JAMS Testing framework
Closed this issue · 2 comments
Testing framework for JAMS files following the JAMification step in ChoCo and assuming the availability of gold standards (manually annotated JAMS).
Preliminary sanity checks
Q: Is the given JAMS consistent and well-formatted? This applies for both gold and ChoCo JAMS before any further step is taken.
- The JAMS can be successfully parsed by
jams
either in validate mode or not. - Annotation times are <= than the total duration of the track / piece, if the latter information is available.
- Observations are temporally ordered in each annotation.
- There are no annotations duplicated.
- All possible fields in the sandbox are known, according to our schema (good to save this in a separate file).
If all these preliminary checks are passing, then we can go ahead with the gold-vs-ChoCo JAMS validation.
Metadata
Q: How good is the metadata layer in the JAMS?
Coverage: is it exhaustive? does it cover all possible fields?
Coverage is measured according to the proportion of non-null metadata fields in the ChoCo JAMS that are found in the gold JAMS.
- Case 1: gold has more fields (coverage is less than 1).
- Case 2: gold has fewer fields (there is a potential annotation issue).
- Case 3: fields are the same, regardless of their content (maximum coverage).
Accuracy: For those non-null metadata fields, how many of these are correct?

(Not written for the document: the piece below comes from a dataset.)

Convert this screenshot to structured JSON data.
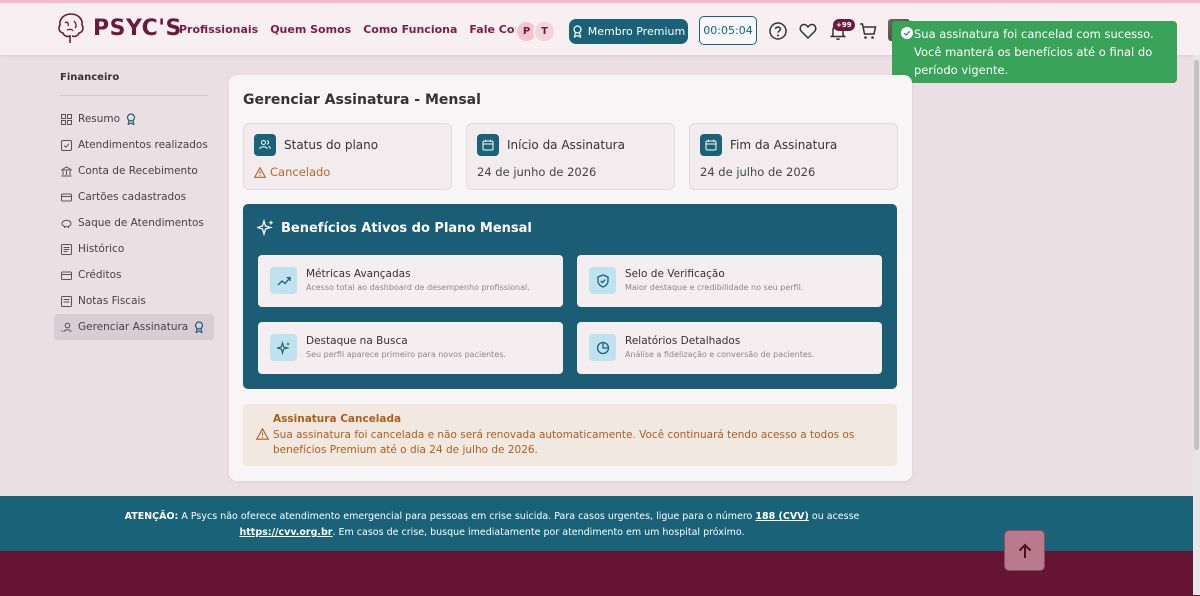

Can we measure quality?
- Option 1: perfect match after basic preprocessing.
- Option 2: Non-perfect matches can be assessed by simple text-distance methods.
Identifiers and external links
Same as for the metadata (actually, this is a particular type of metadata): coverage and accuracy.
Chord and key annotations
Q: How good and reliable is the chord (or key) annotation in JAMS? Still, w.r.t. the original files.
Comparison is still focused on coverage and accuracy, but reported independently for times
, directions
, and values
. In this case, coverage does not look at the order, as it measures the amount of overlapping between the observation fields (this is because an extra observation may have been inserted, which breaks the expected alignment), whereas accuracy is a 1-to-1 comparison of fields -- which are assumed to be aligned. The latter can be reported according to the unit of measure of each field: seconds and measure.beats for time and duration, text-distance for string values,
First version of the sanity checks and testing scripts up. Still need to be tried on some intermediary validation JAMS and plugged into the CLI for use.